Answer
$t=\frac{(2k+1)\pi}{2}$, where $k$ is an integer
$y=-x$ when k is odd
$y=x$ when k is even
Work Step by Step
Remember that the slope of a tangent line is equal to $y-y_{1}=\frac{dy}{dx}(x-x_{1})$
$x=cos(t)$
$\frac{dx}{dt}=-sin(t)$
$y= sin(t)cos(t)$
$\frac{dy}{dt}= cos ^{2}(t)-sin ^{2}(t)$
We are given the point $(0,0)$ on the graph to find the tangents, so we plug in the coordinates for our x and y functions.
$0=cos(t)$
$t=\frac{(2k+1)\pi}{2}$, where $k$ is an integer
$0=sin(t)cos(t)$
$t=\frac{k\pi}{2}$, where $k$ is an integer
We now look for the values of $t$ where $x$ and $y$ are equal.

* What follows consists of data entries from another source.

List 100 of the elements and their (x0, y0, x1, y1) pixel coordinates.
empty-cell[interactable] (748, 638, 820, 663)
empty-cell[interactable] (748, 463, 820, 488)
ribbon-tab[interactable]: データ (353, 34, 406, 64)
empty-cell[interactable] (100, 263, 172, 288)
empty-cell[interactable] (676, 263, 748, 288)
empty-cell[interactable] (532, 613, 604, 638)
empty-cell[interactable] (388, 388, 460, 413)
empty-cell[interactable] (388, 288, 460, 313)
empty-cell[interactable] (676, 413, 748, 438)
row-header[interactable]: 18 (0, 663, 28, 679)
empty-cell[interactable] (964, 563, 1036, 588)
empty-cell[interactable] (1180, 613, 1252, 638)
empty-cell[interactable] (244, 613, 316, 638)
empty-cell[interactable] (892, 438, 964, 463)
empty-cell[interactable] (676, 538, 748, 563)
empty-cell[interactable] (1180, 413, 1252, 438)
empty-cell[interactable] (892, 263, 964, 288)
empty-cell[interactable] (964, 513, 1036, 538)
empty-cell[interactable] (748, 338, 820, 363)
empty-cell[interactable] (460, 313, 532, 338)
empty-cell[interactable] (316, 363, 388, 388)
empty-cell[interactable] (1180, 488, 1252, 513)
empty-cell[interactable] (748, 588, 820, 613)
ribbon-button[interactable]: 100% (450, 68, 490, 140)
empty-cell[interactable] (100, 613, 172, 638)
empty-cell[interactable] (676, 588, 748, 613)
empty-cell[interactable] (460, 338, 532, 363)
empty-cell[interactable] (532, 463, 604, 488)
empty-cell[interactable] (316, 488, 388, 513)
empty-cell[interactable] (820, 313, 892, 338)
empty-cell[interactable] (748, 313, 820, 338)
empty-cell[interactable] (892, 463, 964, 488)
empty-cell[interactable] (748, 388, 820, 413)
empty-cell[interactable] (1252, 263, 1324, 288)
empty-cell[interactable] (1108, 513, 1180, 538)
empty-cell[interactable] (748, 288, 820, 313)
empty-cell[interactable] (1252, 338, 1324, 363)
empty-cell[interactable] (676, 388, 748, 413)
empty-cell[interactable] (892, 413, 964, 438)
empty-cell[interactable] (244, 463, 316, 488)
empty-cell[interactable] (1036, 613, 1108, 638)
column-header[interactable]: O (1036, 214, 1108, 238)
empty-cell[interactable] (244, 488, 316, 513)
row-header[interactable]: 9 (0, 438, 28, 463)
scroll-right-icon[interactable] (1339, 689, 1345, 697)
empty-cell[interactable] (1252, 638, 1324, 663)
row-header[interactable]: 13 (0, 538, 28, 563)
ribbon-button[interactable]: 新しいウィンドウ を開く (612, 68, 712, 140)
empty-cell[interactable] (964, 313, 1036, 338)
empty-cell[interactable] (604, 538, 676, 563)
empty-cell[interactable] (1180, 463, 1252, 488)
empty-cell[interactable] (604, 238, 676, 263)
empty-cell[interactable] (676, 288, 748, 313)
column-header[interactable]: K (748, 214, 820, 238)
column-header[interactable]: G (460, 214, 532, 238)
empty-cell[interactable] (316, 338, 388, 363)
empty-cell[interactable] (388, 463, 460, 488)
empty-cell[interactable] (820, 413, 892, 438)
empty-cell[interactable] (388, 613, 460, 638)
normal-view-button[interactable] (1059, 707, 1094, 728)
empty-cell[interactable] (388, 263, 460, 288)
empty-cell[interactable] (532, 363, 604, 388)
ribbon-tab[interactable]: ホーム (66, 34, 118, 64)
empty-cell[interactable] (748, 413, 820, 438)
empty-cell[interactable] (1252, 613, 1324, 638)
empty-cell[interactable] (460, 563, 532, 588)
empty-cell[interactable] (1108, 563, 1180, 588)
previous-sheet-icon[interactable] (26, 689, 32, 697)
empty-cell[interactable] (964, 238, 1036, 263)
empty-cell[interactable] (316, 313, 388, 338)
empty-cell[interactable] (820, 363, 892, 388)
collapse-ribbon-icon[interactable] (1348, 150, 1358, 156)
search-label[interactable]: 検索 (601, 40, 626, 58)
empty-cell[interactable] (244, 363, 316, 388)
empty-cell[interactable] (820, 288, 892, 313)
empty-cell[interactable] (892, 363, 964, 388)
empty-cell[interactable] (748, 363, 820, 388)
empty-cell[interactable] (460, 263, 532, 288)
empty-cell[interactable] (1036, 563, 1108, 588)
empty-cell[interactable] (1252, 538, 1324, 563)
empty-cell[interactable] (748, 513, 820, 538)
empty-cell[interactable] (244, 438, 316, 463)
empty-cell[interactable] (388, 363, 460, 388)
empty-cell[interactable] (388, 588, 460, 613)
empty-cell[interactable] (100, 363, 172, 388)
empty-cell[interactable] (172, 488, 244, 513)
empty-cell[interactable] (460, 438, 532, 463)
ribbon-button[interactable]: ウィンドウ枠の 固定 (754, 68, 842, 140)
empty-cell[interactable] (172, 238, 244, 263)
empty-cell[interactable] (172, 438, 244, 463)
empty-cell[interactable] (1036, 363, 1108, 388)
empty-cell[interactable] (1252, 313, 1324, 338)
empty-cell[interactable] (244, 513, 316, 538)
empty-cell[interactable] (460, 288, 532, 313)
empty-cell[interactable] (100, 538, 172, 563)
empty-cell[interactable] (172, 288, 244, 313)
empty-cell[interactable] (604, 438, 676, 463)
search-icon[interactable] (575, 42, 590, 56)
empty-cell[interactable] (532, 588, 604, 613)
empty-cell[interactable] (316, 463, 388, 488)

$t=\frac{k\pi}{2}$ has some values where t is not equal to zero, such as $k=0$, but for $t=\frac{(2k+1)\pi}{2}$, there is overlap in values, such as $\frac{\pi}{2}$ and $\frac{3\pi}{2}$, so we'll use that function to evaluate
$\frac{dy}{dx}|_{T}= \frac{cos^{2}(\frac{(2k+1)\pi}{2})-sin^{2}(\frac{(2k+1)\pi}{2})}{sin(\frac{(2k+1)\pi}{2})}$
We now plug in two points and see what the values are
With $k=0$
$\frac{dy}{dx}= \frac{cos^{2}(\frac{(2(0)+1)\pi}{2})-sin^{2}(\frac{(2(0)+1)\pi}{2})}{sin(\frac{(2(0)+1)\pi}{2})} =\frac{cos^{2}(\frac{\pi}{2})-sin^{2}(\frac{\pi}{2})}{sin(\frac{\pi}{2})}$ = $ \frac{0-1}{-1}$ = $1$
This remains true whenever $K$ is even.
with $k=1$
$\frac{dy}{dx}= \frac{cos^{2}(\frac{(2(1)+1)\pi}{2})-sin^{2}(\frac{(2(1)+1)\pi}{2})}{sin(\frac{(2(1)+1)\pi}{2})} =\frac{cos^{2}(\frac{3\pi}{2})-sin^{2}(\frac{3\pi}{2})}{sin(\frac{3\pi}{2})}$ = $ \frac{0-1}{1}$ = $-1$
This remains true when $K$ is odd.
We now plug in these results into our tangent slope
When $K$ is even:
$y-0=1(x-0), y=x$
When $K$ is odd:
$y-0=-1(x-0), y=-x$